Workflow Integration & Parameters

E-4031 is supplied as a solid (molecular weight 401.52, formula C₂₁H₂₇N₃O₃S) with purity ≥98%. APExBIO recommends dissolution in DMSO (≥103 mg/mL) or ethanol (≥9.66 mg/mL with gentle warming/ultrasonic treatment). Storage at -20°C is required; solutions should be freshly prepared before use. Blue ice shipping is standard for small molecule stability. The product (SKU B6077) is intended solely for research, not for human/animal therapeutic use (E-4031 product details). For guidance on optimizing hERG blockade protocols and troubleshooting assay reproducibility, see the related article on workflow integration and vendor selection—this article provides a more comprehensive mechanistic and practical overview.

Conclusion & Outlook

E-4031 remains a reference antiarrhythmic research tool for selective hERG potassium channel blockade.
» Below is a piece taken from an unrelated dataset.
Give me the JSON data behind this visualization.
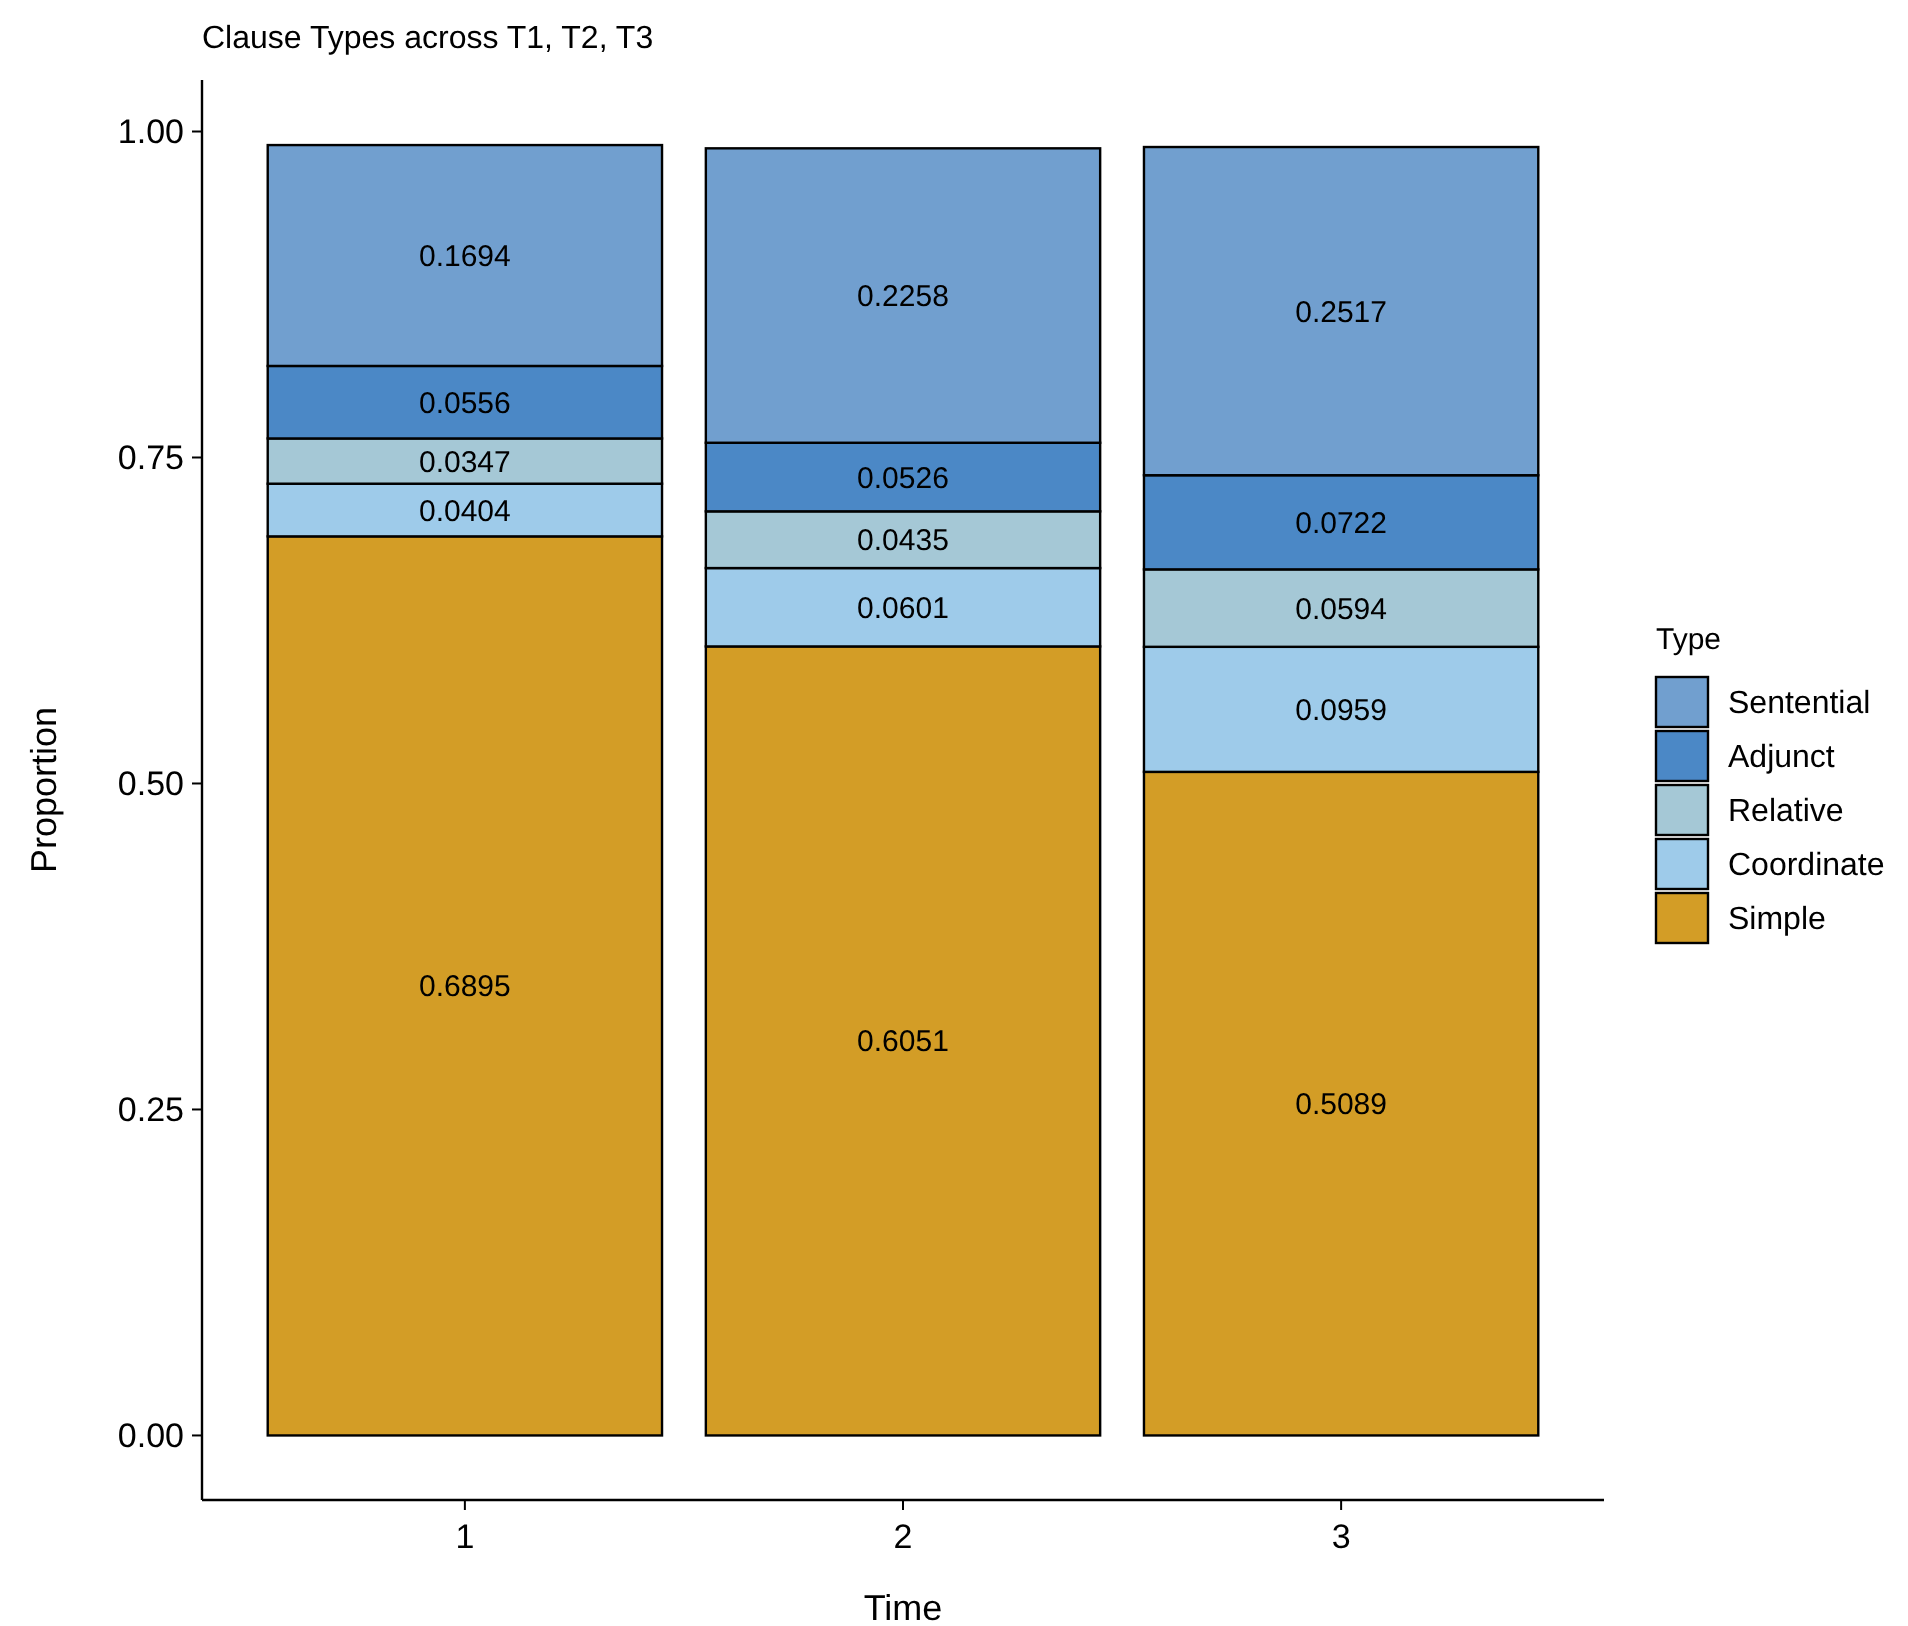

Its well-characterized potency, selectivity, and benchmark role in QT interval and TdP modeling have cemented its use in both academic and industry cardiac safety research. Continued innovation in organoid and bioelectronic model integration will further enhance its translational relevance. The product, distributed by APExBIO, underpins reproducible, high-integrity electrophysiological workflows and supports rigorous proarrhythmic risk assessment for next-generation therapeutics.